Pour ce chercheur, «l’article de la Constitution stipulant l’islam religion de l’Etat n’est pas en soi une disposition juridique», car il demande à être explicité pour définir de manière claire ce qui relève ou pas de cette religion afin d’éviter les interprétations qui peuvent s’avérer contradictoires et donc dommageables au bon fonctionnement du droit. Mahieddine Nehas de l’université d’Oran dévoile de son côté les incohérences du droit algérien de la famille incluant les amendements qui sont normalement en faveur de l’Etat de droit.
«Certaines dispositions contredisent en même temps la Constitution qui consacre l’égalité et le droit musulman duquel s’inspire le code de la famille». Il rappelle que le témoignage d’une femme n’est toujours pas permis pour valider un mariage, comme il n’est pas permis à un non-musulman d’adopter un enfant où pour une femme d’épouser un non-musulman.
Ceci, d’une part, et de l’autre, l’apostasie n’est plus (depuis 2005) une cause légale d’annulation d’un mariage comme le stipule le droit musulman, ce qui engendre une double incohérence pour ce qui est du droit successoral. Aujourd’hui chercheur au Crasc Mansour Kedidir, qui est intervenu sur le concept de l’Etat de droit, a été magistrat durant la décennie noire. Il pense qu’on est passés de la légitimité révolutionnaire (nécessité de construire le nouvel Etat indépendant avec ses exigences en matière d’unité, de sécurité et de développement) à la légitimité légale sans procéder à une refonte du système. «C’est un ravalement de façade dû à la montée néolibérale.»

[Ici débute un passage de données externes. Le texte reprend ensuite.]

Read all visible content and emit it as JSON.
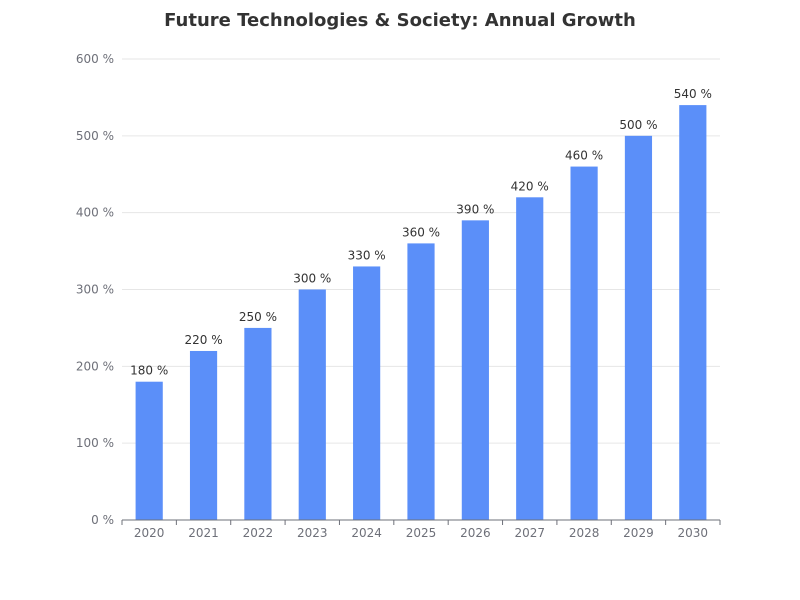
{
  "chart_data": {
    "type": "bar",
    "title": "Future Technologies & Society: Annual Growth",
    "categories": [
      "2020",
      "2021",
      "2022",
      "2023",
      "2024",
      "2025",
      "2026",
      "2027",
      "2028",
      "2029",
      "2030"
    ],
    "values": [
      180,
      220,
      250,
      300,
      330,
      360,
      390,
      420,
      460,
      500,
      540
    ],
    "value_suffix": " %",
    "xlabel": "",
    "ylabel": "",
    "ylim": [
      0,
      600
    ],
    "y_ticks": [
      0,
      100,
      200,
      300,
      400,
      500,
      600
    ],
    "grid": true,
    "data_labels": true,
    "bar_color": "#5b8ff9"
  }
}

Pour lui, le paradoxe réside dans le fait que les aspects strictement sécuritaires ont été pris en charge avec le respect des règles minimales du droit (cours spéciales remplacées par les tribunaux criminels), mais que la montée néolibérale sous la pression du FMI a produit un contre-droit qui a mené au bradage des acquis (industriels ou autres). Il évoque l’intellectuel américain, Noam Chomsky, pour expliquer comment, même dans les pays occidentaux, les discours sur les droits de l’homme font fi des droits sociaux.

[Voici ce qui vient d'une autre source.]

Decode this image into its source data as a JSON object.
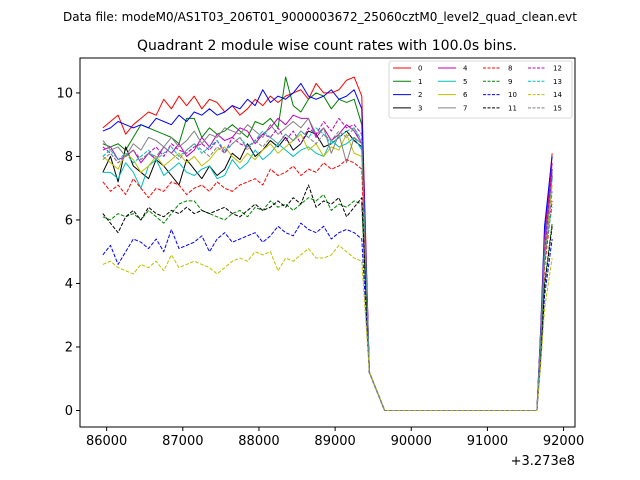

«L’accumulation primitive du capital, très tardive en Algérie, prend de l’ampleur et, constate-t-il, piétine les règles minimales de l’Etat de droit, car, malheureusement, elle ne suit pas le modèle occidental». Elle ne le peut pas car, à son époque, il y a des siècles, l’accumulation primitive du capital était porteuse de nouvelles valeurs. Ce qui n’est pas le cas aujourd’hui, et, pour Mansour Kedidir, même le modèle latino-américain, qui a eu des effets désastreux en fragilisant l’Etat est dépassé. Il laisse entendre que la mainmise du capital primitif sur l’Etat n’augure rien de bon.